In the process of plasma samples treatment we found that the filter adsorption of drug on the 0.22 μm filter was 3.6% and the extraction recovery of drug in plasma was 86.1%. In the content determination of plasma samples, we found that the drug concentrations in plasma after oral administration of the elemene emulsion and microemulsion were very low. So, it was necessary to increase the ratio of plasma to acetonitrile in order to achieve a greater amount of elemene for detection. And 3–5 mL of blood was taken to obtain a sufficiently high drug concentration. After oral administration in rats, the fitting results of compartment model for the pharmacokinetic parameters of the elemene microemulsion were poor so that statistical moment method had to be used for calculating the pharmacokinetic parameters. The plasma concentration-time curves of the elemene microemulsion and emulsion are shown in Figure 3. The pharmacokinetic parameters were calculated by statistical moment as shown in the table insert. The result shows that the area under the concentration-time curves from 0 h to 24 h (AUC0→24h) of the elemene emulsion and microemulsion was 1.896 mg·h·L−1 and 3.092 mg·h·L−1 respectively, yielding a relative bioavailability of 163.1%. The Cmax of the elemene microemulsion was 1.820 mg.L−1 and 1.3 times of the elemene emulsion. The MRT (mean residence time) of the elemene microemulsion was 1.668 h, greater than that of the elemene emulsion. But the standard deviations of the average drug concentrations were relatively large indicating large individual differences for oral absorption.

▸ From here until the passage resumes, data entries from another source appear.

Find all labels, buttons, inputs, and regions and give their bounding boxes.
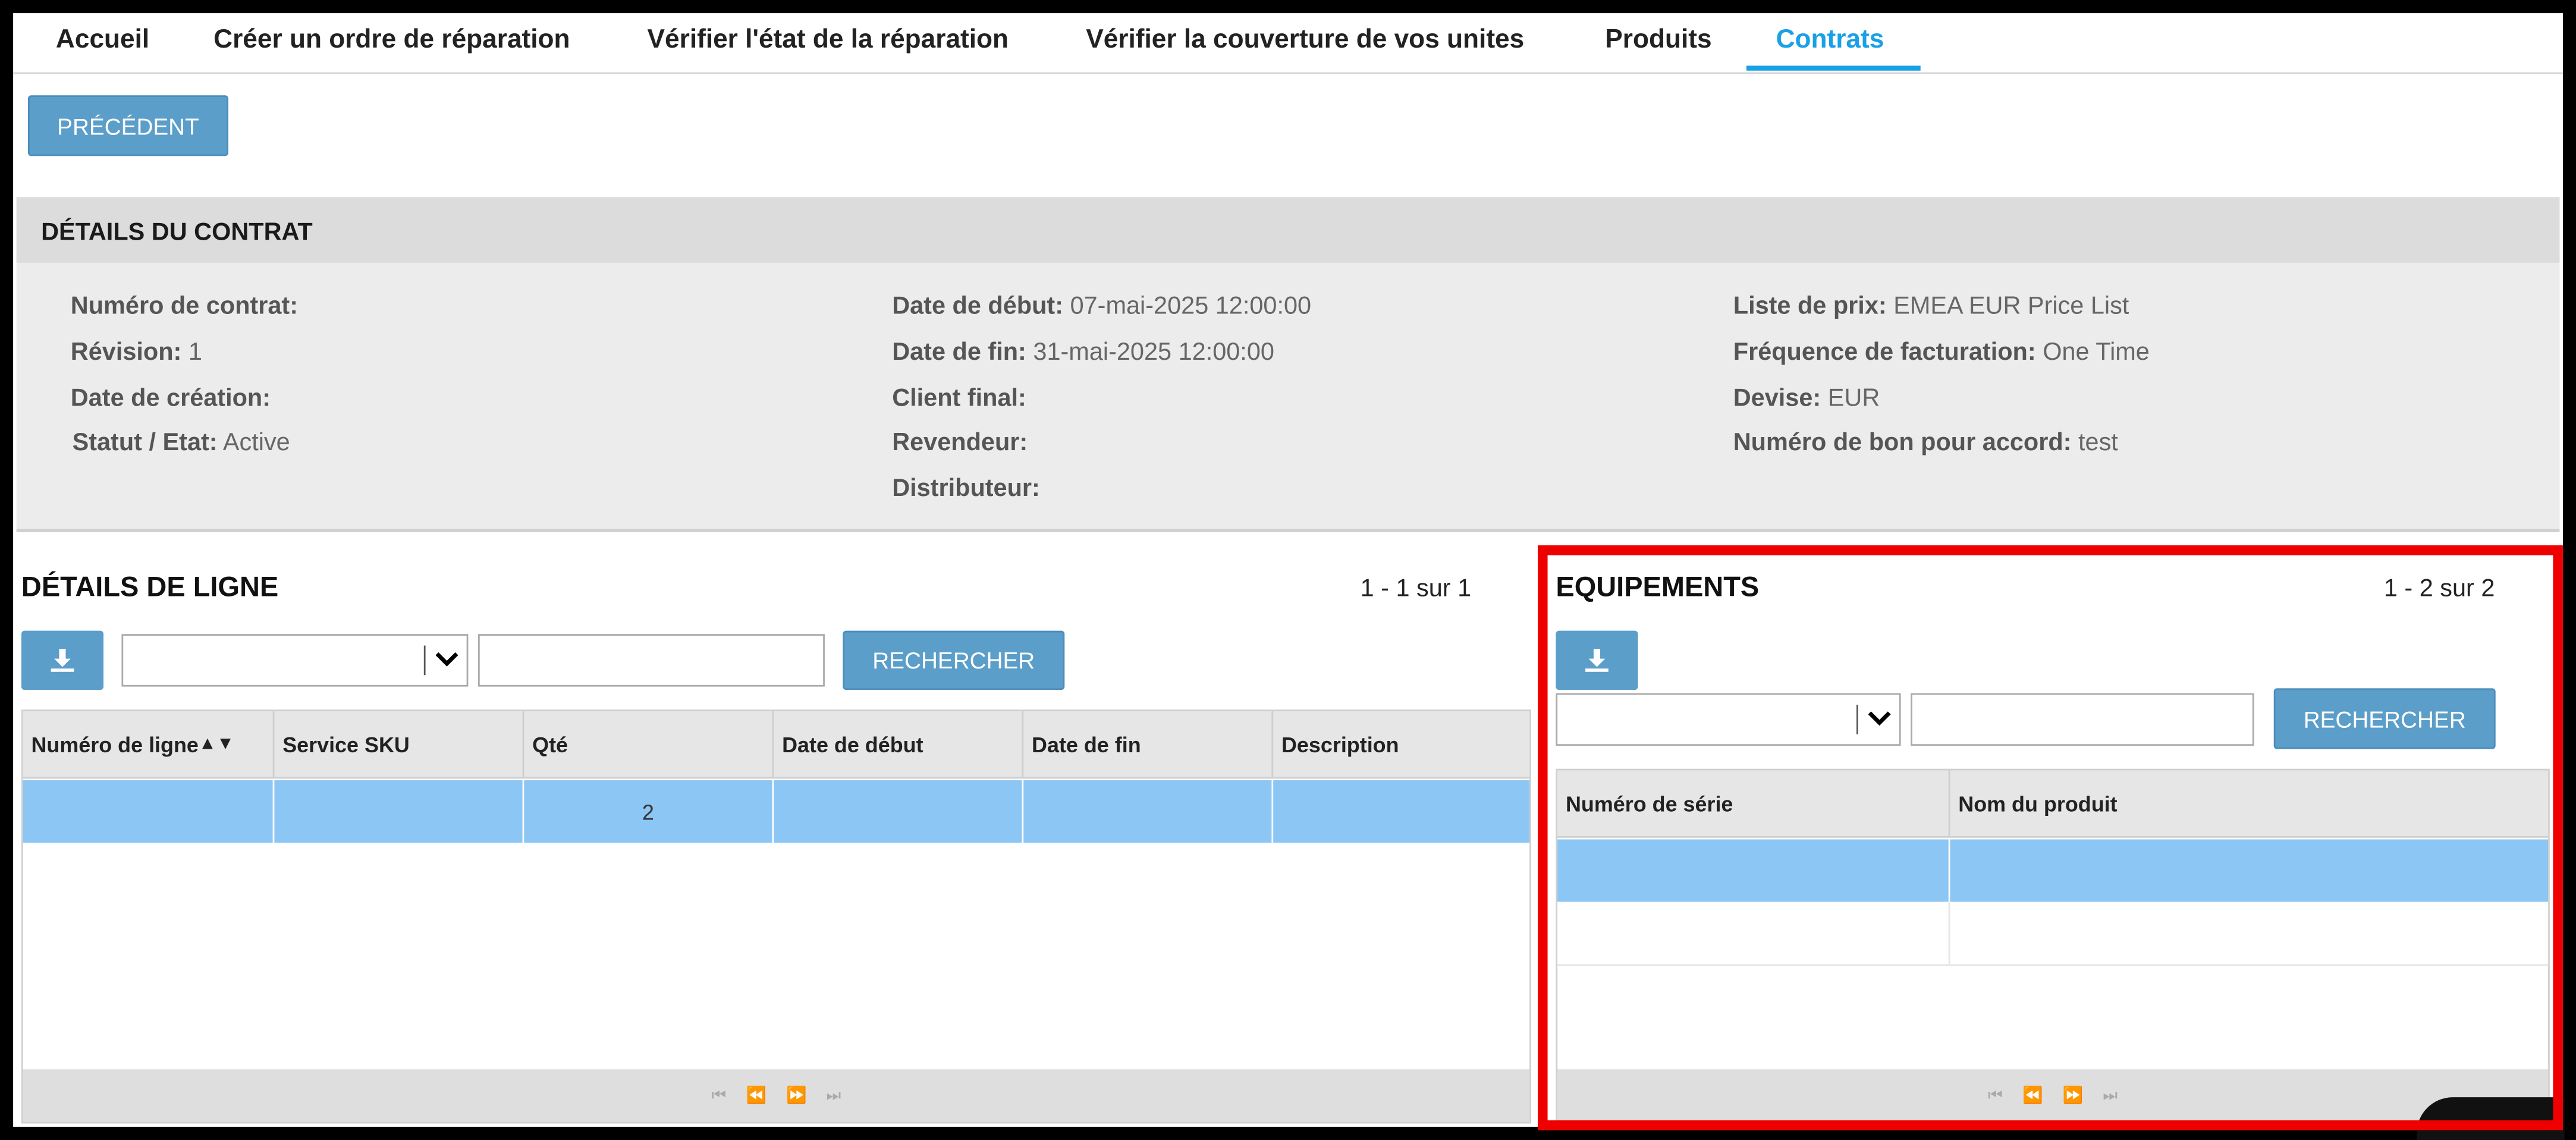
field-reseller: Revendeur: <box>892 428 1028 457</box>
col-line-number[interactable]: Numéro de ligne ▲▼ <box>23 711 273 777</box>
cell-serial-number <box>1557 902 1949 964</box>
field-end-customer: Client final: <box>892 384 1026 413</box>
equipment-grid: Numéro de série Nom du produit ⏮ ⏪ ⏩ ⏭ <box>1556 768 2550 1124</box>
col-start-date[interactable]: Date de début <box>772 711 1022 777</box>
table-row[interactable] <box>1557 839 2549 902</box>
tab-coverage[interactable]: Vérifier la couverture de vos unites <box>1086 26 1524 56</box>
equipment-download-button[interactable] <box>1556 630 1638 690</box>
cell-service-sku <box>272 780 523 843</box>
equipment-title: EQUIPEMENTS <box>1556 571 1760 603</box>
contract-details-panel: DÉTAILS DU CONTRAT Numéro de contrat: Ré… <box>16 197 2560 532</box>
field-creation-date: Date de création: <box>70 384 271 413</box>
prev-page-icon[interactable]: ⏪ <box>2022 1086 2043 1104</box>
select-separator <box>423 645 426 676</box>
prev-page-icon[interactable]: ⏪ <box>746 1086 766 1104</box>
first-page-icon[interactable]: ⏮ <box>1988 1086 2003 1104</box>
col-product-name[interactable]: Nom du produit <box>1948 770 2548 836</box>
field-distributor: Distributeur: <box>892 475 1040 503</box>
tab-create-repair[interactable]: Créer un ordre de réparation <box>213 26 570 56</box>
download-icon <box>51 649 74 672</box>
field-contract-number: Numéro de contrat: <box>70 292 299 321</box>
col-end-date[interactable]: Date de fin <box>1022 711 1271 777</box>
equipment-search-input[interactable] <box>1911 693 2254 746</box>
back-button[interactable]: PRÉCÉDENT <box>27 95 229 156</box>
line-download-button[interactable] <box>21 630 104 690</box>
cell-product-name <box>1948 902 2548 965</box>
last-page-icon[interactable]: ⏭ <box>2103 1086 2118 1104</box>
field-start-date: Date de début: 07-mai-2025 12:00:00 <box>892 292 1312 321</box>
col-serial-number[interactable]: Numéro de série <box>1557 770 1949 836</box>
field-status: Statut / Etat: Active <box>72 428 290 457</box>
sort-icon[interactable]: ▲▼ <box>199 734 234 754</box>
cell-serial-number <box>1557 839 1949 902</box>
line-details-count: 1 - 1 sur 1 <box>1360 574 1472 603</box>
col-qty[interactable]: Qté <box>522 711 772 777</box>
app-frame: Accueil Créer un ordre de réparation Vér… <box>13 13 2565 1140</box>
field-price-list: Liste de prix: EMEA EUR Price List <box>1733 292 2129 321</box>
line-grid-header: Numéro de ligne ▲▼ Service SKU Qté Date d… <box>23 711 1530 779</box>
chevron-down-icon <box>1868 711 1891 726</box>
field-end-date: Date de fin: 31-mai-2025 12:00:00 <box>892 338 1274 366</box>
tab-products[interactable]: Produits <box>1605 26 1711 56</box>
equipment-filter-select[interactable] <box>1556 693 1901 746</box>
chevron-down-icon <box>435 652 458 667</box>
tab-accueil[interactable]: Accueil <box>56 26 149 56</box>
contract-details-title: DÉTAILS DU CONTRAT <box>41 218 313 247</box>
field-approval-number: Numéro de bon pour accord: test <box>1733 428 2118 457</box>
tab-repair-status[interactable]: Vérifier l'état de la réparation <box>648 26 1009 56</box>
next-page-icon[interactable]: ⏩ <box>2063 1086 2083 1104</box>
select-separator <box>1856 704 1858 734</box>
line-filter-select[interactable] <box>121 634 469 687</box>
col-description[interactable]: Description <box>1271 711 1529 777</box>
line-details-title: DÉTAILS DE LIGNE <box>21 571 279 603</box>
field-revision: Révision: 1 <box>70 338 202 366</box>
contract-details-header: DÉTAILS DU CONTRAT <box>16 197 2560 263</box>
chat-widget-button[interactable] <box>2417 1097 2565 1140</box>
tab-contracts[interactable]: Contrats <box>1776 26 1884 56</box>
cell-line-number <box>23 780 273 843</box>
line-search-button[interactable]: RECHERCHER <box>843 630 1065 690</box>
active-tab-underline <box>1746 65 1921 71</box>
equipment-grid-header: Numéro de série Nom du produit <box>1557 770 2549 838</box>
cell-qty: 2 <box>522 780 772 843</box>
line-details-grid: Numéro de ligne ▲▼ Service SKU Qté Date d… <box>21 709 1531 1124</box>
cell-end-date <box>1022 780 1271 843</box>
cell-start-date <box>772 780 1022 843</box>
nav-tabs: Accueil Créer un ordre de réparation Vér… <box>13 13 2563 74</box>
table-row[interactable]: 2 <box>23 780 1530 843</box>
equipment-grid-pager: ⏮ ⏪ ⏩ ⏭ <box>1557 1069 2549 1122</box>
download-icon <box>1585 649 1609 672</box>
field-billing-frequency: Fréquence de facturation: One Time <box>1733 338 2150 366</box>
last-page-icon[interactable]: ⏭ <box>827 1086 841 1104</box>
equipment-count: 1 - 2 sur 2 <box>2383 574 2495 603</box>
equipment-search-button[interactable]: RECHERCHER <box>2273 688 2496 749</box>
first-page-icon[interactable]: ⏮ <box>711 1086 726 1104</box>
line-search-input[interactable] <box>477 634 825 687</box>
col-service-sku[interactable]: Service SKU <box>272 711 523 777</box>
line-grid-pager: ⏮ ⏪ ⏩ ⏭ <box>23 1069 1530 1122</box>
next-page-icon[interactable]: ⏩ <box>786 1086 806 1104</box>
field-currency: Devise: EUR <box>1733 384 1880 413</box>
cell-product-name <box>1948 839 2548 902</box>
table-row[interactable] <box>1557 902 2549 966</box>
cell-description <box>1271 780 1529 843</box>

In other studies docetaxel o/w microemulsion is reported to have a relative bioavailability of 519.2% over taxotere,6 while the relative bioavailabity of cyclosporine microemulsion was enhanced with a 16% to 31% increase in AUC and a 32% to 42% increase in Cmax. 13 Our findings with elemene microemulsion in this work were in agreement with the literature reports. Although the enhanced extent of bioavailability of the elemene microemulsion is a little less than desired, the surfactant content used is a little lower.6,13,14 These results encourage further development of elemene microemulsions as an oral drug delivery system.
This study shows that the elemene o/w microemulsion with good clarity, excellent stability, high entrapment efficiency, and improved bioavailability can be prepared successfully using elemene as the oil phase and drug, polysorbate 80 as the surfactant along with ethanol, propylene glycol, glycerol as the cosurfactants, and ultrasonication as the dispersing force.
The work was supported by grants from Foundation of Zhejiang Science and Technology Department (2009C33005), National Natural Science Foundation of China (20906016), Technology Research and Development Program of Hangzhou (20090331N03), and “Biomedical Engineering” Top Priority Open Funds of ZheJiang (SWYX0919).
The authors report no conflicts of interest. The authors are solely responsible for the content and writing of the paper.